Figure 1.

Induction of HLA-DR in human small intestinal enteroids. (A) Enteroids were stained with antibody to the MHC-II protein, HLA-DR, under standard culture conditions or following IFNg treatment (100 U/ml, 72 h) and imaged via fluorescence microscopy. White arrowheads indicate basolateral HLA-DR. (B) Median fluorescence intensity (MFI) of surface HLA-DR levels on enteroids treated for 24, 48, 72, or 96 h with 0–400 U/ml IFNg and analyzed by flow cytometry. Data are representative of two experiments. (C) RT-qPCR quantification of HLA-DR beta transcript in six enteroid lines, with GAPDH as a housekeeping gene.
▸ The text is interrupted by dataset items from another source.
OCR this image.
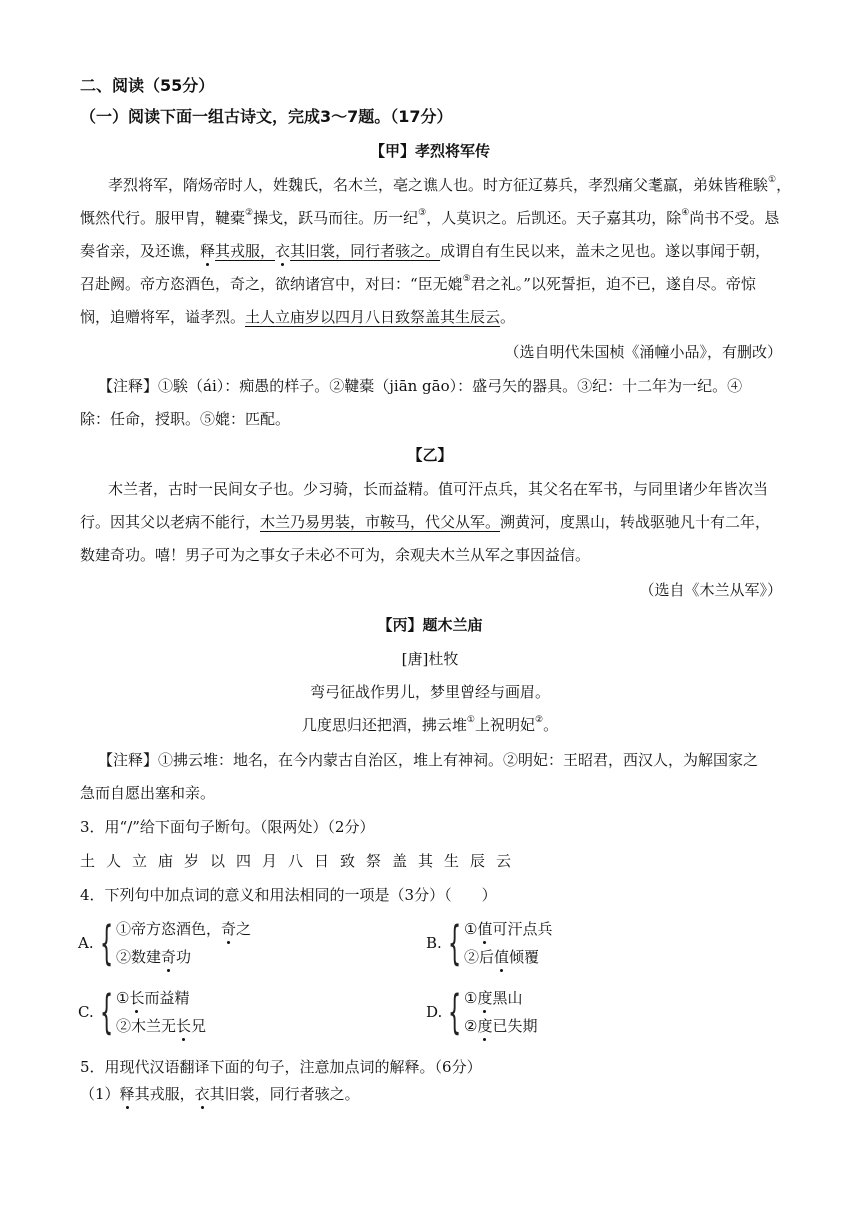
二、阅读（55分）
（一）阅读下面一组古诗文，完成3～7题。（17分）
【甲】孝烈将军传
孝烈将军，隋炀帝时人，姓魏氏，名木兰，亳之谯人也。时方征辽募兵，孝烈痛父耄羸，弟妹皆稚騃①，
慨然代行。服甲胄，鞬橐②操戈，跃马而往。历一纪③，人莫识之。后凯还。天子嘉其功，除④尚书不受。恳
奏省亲，及还谯，释其戎服，衣其旧裳，同行者骇之。成谓自有生民以来，盖未之见也。遂以事闻于朝，
召赴阙。帝方恣酒色，奇之，欲纳诸宫中，对曰：“臣无媲⑤君之礼。”以死誓拒，迫不已，遂自尽。帝惊
悯，追赠将军，谥孝烈。土人立庙岁以四月八日致祭盖其生辰云。
（选自明代朱国桢《涌幢小品》，有删改）
【注释】①騃（ái）：痴愚的样子。②鞬橐（jiān gāo）：盛弓矢的器具。③纪：十二年为一纪。④
除：任命，授职。⑤媲：匹配。
【乙】
木兰者，古时一民间女子也。少习骑，长而益精。值可汗点兵，其父名在军书，与同里诸少年皆次当
行。因其父以老病不能行，木兰乃易男装，市鞍马，代父从军。溯黄河，度黑山，转战驱驰凡十有二年，
数建奇功。嘻！男子可为之事女子未必不可为，余观夫木兰从军之事因益信。
（选自《木兰从军》）
【丙】题木兰庙
[唐]杜牧
弯弓征战作男儿，梦里曾经与画眉。
几度思归还把酒，拂云堆①上祝明妃②。
【注释】①拂云堆：地名，在今内蒙古自治区，堆上有神祠。②明妃：王昭君，西汉人，为解国家之
急而自愿出塞和亲。
3．用“/”给下面句子断句。（限两处）（2分）
土人立庙岁以四月八日致祭盖其生辰云
4．下列句中加点词的意义和用法相同的一项是（3分）（　　）
A. { ①帝方恣酒色，奇之
②数建奇功
B. { ①值可汗点兵
②后值倾覆
C. { ①长而益精
②木兰无长兄
D. { ①度黑山
②度已失期
5．用现代汉语翻译下面的句子，注意加点词的解释。（6分）
（1）释其戎服，衣其旧裳，同行者骇之。
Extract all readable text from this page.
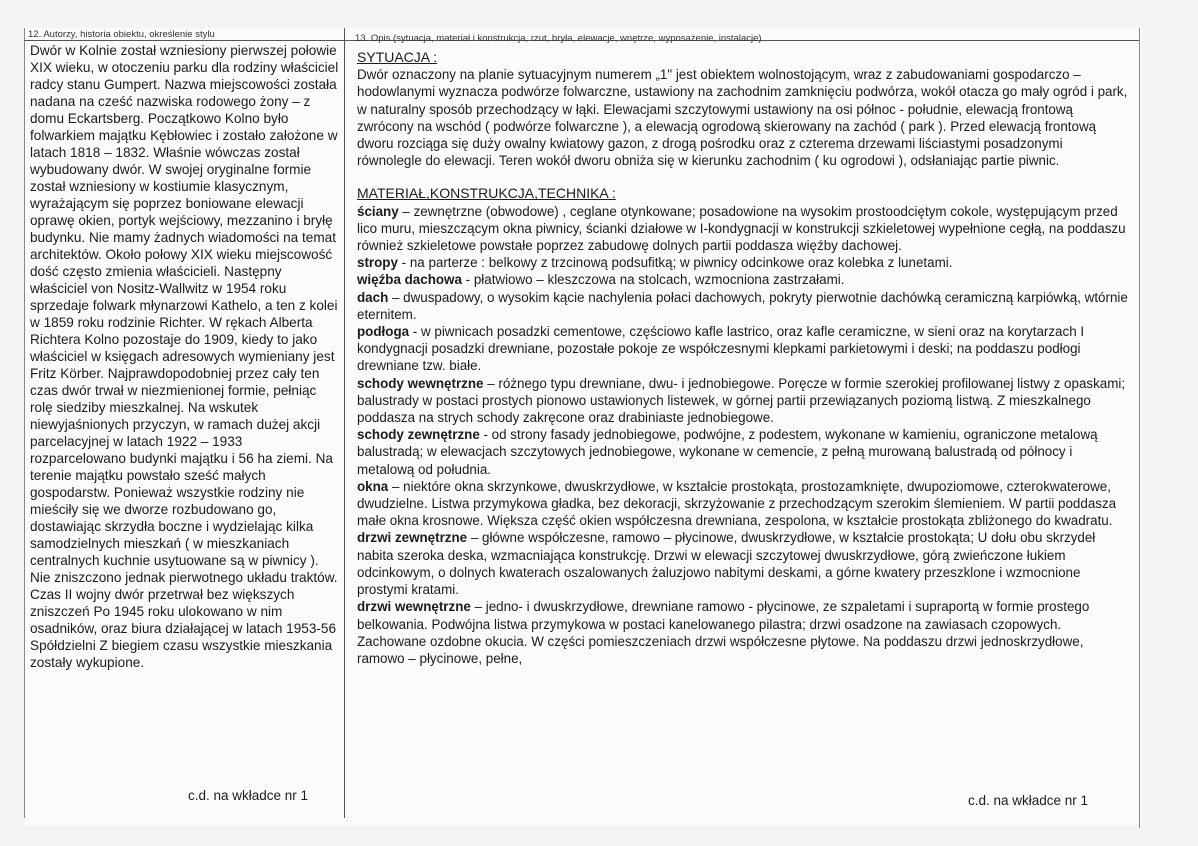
12. Autorzy, historia obiektu, określenie stylu	13. Opis (sytuacja, materiał i konstrukcja, rzut, bryła, elewacje, wnętrze, wyposażenie, instalacje)

Dwór w Kolnie został wzniesiony pierwszej połowie XIX wieku, w otoczeniu parku dla rodziny właściciel radcy stanu Gumpert. Nazwa miejscowości została nadana na cześć nazwiska rodowego żony – z domu Eckartsberg. Początkowo Kolno było folwarkiem majątku Kębłowiec i zostało założone w latach 1818 – 1832. Właśnie wówczas został wybudowany dwór. W swojej oryginalne formie został wzniesiony w kostiumie klasycznym, wyrażającym się poprzez boniowane elewacji oprawę okien, portyk wejściowy, mezzanino i bryłę budynku. Nie mamy żadnych wiadomości na temat architektów. Około połowy XIX wieku miejscowość dość często zmienia właścicieli. Następny właściciel von Nositz-Wallwitz w 1954 roku sprzedaje folwark młynarzowi Kathelo, a ten z kolei w 1859 roku rodzinie Richter. W rękach Alberta Richtera Kolno pozostaje do 1909, kiedy to jako właściciel w księgach adresowych wymieniany jest Fritz Körber. Najprawdopodobniej przez cały ten czas dwór trwał w niezmienionej formie, pełniąc rolę siedziby mieszkalnej. Na wskutek niewyjaśnionych przyczyn, w ramach dużej akcji parcelacyjnej w latach 1922 – 1933 rozparcelowano budynki majątku i 56 ha ziemi. Na terenie majątku powstało sześć małych gospodarstw. Ponieważ wszystkie rodziny nie mieściły się we dworze rozbudowano go, dostawiając skrzydła boczne i wydzielając kilka samodzielnych mieszkań ( w mieszkaniach centralnych kuchnie usytuowane są w piwnicy ). Nie zniszczono jednak pierwotnego układu traktów. Czas II wojny dwór przetrwał bez większych zniszczeń Po 1945 roku ulokowano w nim osadników, oraz biura działającej w latach 1953-56 Spółdzielni Z biegiem czasu wszystkie mieszkania zostały wykupione.

c.d. na wkładce nr 1
SYTUACJA :

Dwór oznaczony na planie sytuacyjnym numerem „1" jest obiektem wolnostojącym, wraz z zabudowaniami gospodarczo – hodowlanymi wyznacza podwórze folwarczne, ustawiony na zachodnim zamknięciu podwórza, wokół otacza go mały ogród i park, w naturalny sposób przechodzący w łąki. Elewacjami szczytowymi ustawiony na osi północ - południe, elewacją frontową zwrócony na wschód ( podwórze folwarczne ), a elewacją ogrodową skierowany na zachód ( park ). Przed elewacją frontową dworu rozciąga się duży owalny kwiatowy gazon, z drogą pośrodku oraz z czterema drzewami liściastymi posadzonymi równolegle do elewacji. Teren wokół dworu obniża się w kierunku zachodnim ( ku ogrodowi ), odsłaniając partie piwnic.

MATERIAŁ,KONSTRUKCJA,TECHNIKA :

ściany – zewnętrzne (obwodowe) , ceglane otynkowane; posadowione na wysokim prostoodciętym cokole, występującym przed lico muru, mieszczącym okna piwnicy, ścianki działowe w I-kondygnacji w konstrukcji szkieletowej wypełnione cegłą, na poddaszu również szkieletowe powstałe poprzez zabudowę dolnych partii poddasza więźby dachowej.

stropy - na parterze : belkowy z trzcinową podsufitką; w piwnicy odcinkowe oraz kolebka z lunetami.

więźba dachowa - płatwiowo – kleszczowa na stolcach, wzmocniona zastrzałami.

dach – dwuspadowy, o wysokim kącie nachylenia połaci dachowych, pokryty pierwotnie dachówką ceramiczną karpiówką, wtórnie eternitem.

podłoga - w piwnicach posadzki cementowe, częściowo kafle lastrico, oraz kafle ceramiczne, w sieni oraz na korytarzach I kondygnacji posadzki drewniane, pozostałe pokoje ze współczesnymi klepkami parkietowymi i deski; na poddaszu podłogi drewniane tzw. białe.

schody wewnętrzne – różnego typu drewniane, dwu- i jednobiegowe. Poręcze w formie szerokiej profilowanej listwy z opaskami; balustrady w postaci prostych pionowo ustawionych listewek, w górnej partii przewiązanych poziomą listwą. Z mieszkalnego poddasza na strych schody zakręcone oraz drabiniaste jednobiegowe.

schody zewnętrzne - od strony fasady jednobiegowe, podwójne, z podestem, wykonane w kamieniu, ograniczone metalową balustradą; w elewacjach szczytowych jednobiegowe, wykonane w cemencie, z pełną murowaną balustradą od północy i metalową od południa.

okna – niektóre okna skrzynkowe, dwuskrzydłowe, w kształcie prostokąta, prostozamknięte, dwupoziomowe, czterokwaterowe, dwudzielne. Listwa przymykowa gładka, bez dekoracji, skrzyżowanie z przechodzącym szerokim ślemieniem. W partii poddasza małe okna krosnowe. Większa część okien współczesna drewniana, zespolona, w kształcie prostokąta zbliżonego do kwadratu.

drzwi zewnętrzne – główne współczesne, ramowo – płycinowe, dwuskrzydłowe, w kształcie prostokąta; U dołu obu skrzydeł nabita szeroka deska, wzmacniająca konstrukcję. Drzwi w elewacji szczytowej dwuskrzydłowe, górą zwieńczone łukiem odcinkowym, o dolnych kwaterach oszalowanych żaluzjowo nabitymi deskami, a górne kwatery przeszklone i wzmocnione prostymi kratami.

drzwi wewnętrzne – jedno- i dwuskrzydłowe, drewniane ramowo - płycinowe, ze szpaletami i supraportą w formie prostego belkowania. Podwójna listwa przymykowa w postaci kanelowanego pilastra; drzwi osadzone na zawiasach czopowych. Zachowane ozdobne okucia. W części pomieszczeniach drzwi współczesne płytowe. Na poddaszu drzwi jednoskrzydłowe, ramowo – płycinowe, pełne,

c.d. na wkładce nr 1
Error bars correspond to standard error of the mean. Statistical comparison of IFNg-treated and untreated enteroids performed by Wilcoxon Matched Pairs Signs Rank test. (D) Diagram of enteroid polarity reversal, whereby removal of extracellular matrix scaffold induces enteroids to adopt an apical-out morphology. (E) Apical-out and basolateral-out enteroids were treated with IFNg and imaged for HLA-DR or were pre-treated with IFNg prior to polarity reversal (F). Images in (E,F) are representative of three experiments. Scale bar = 20 μm. ^*p < 0.05.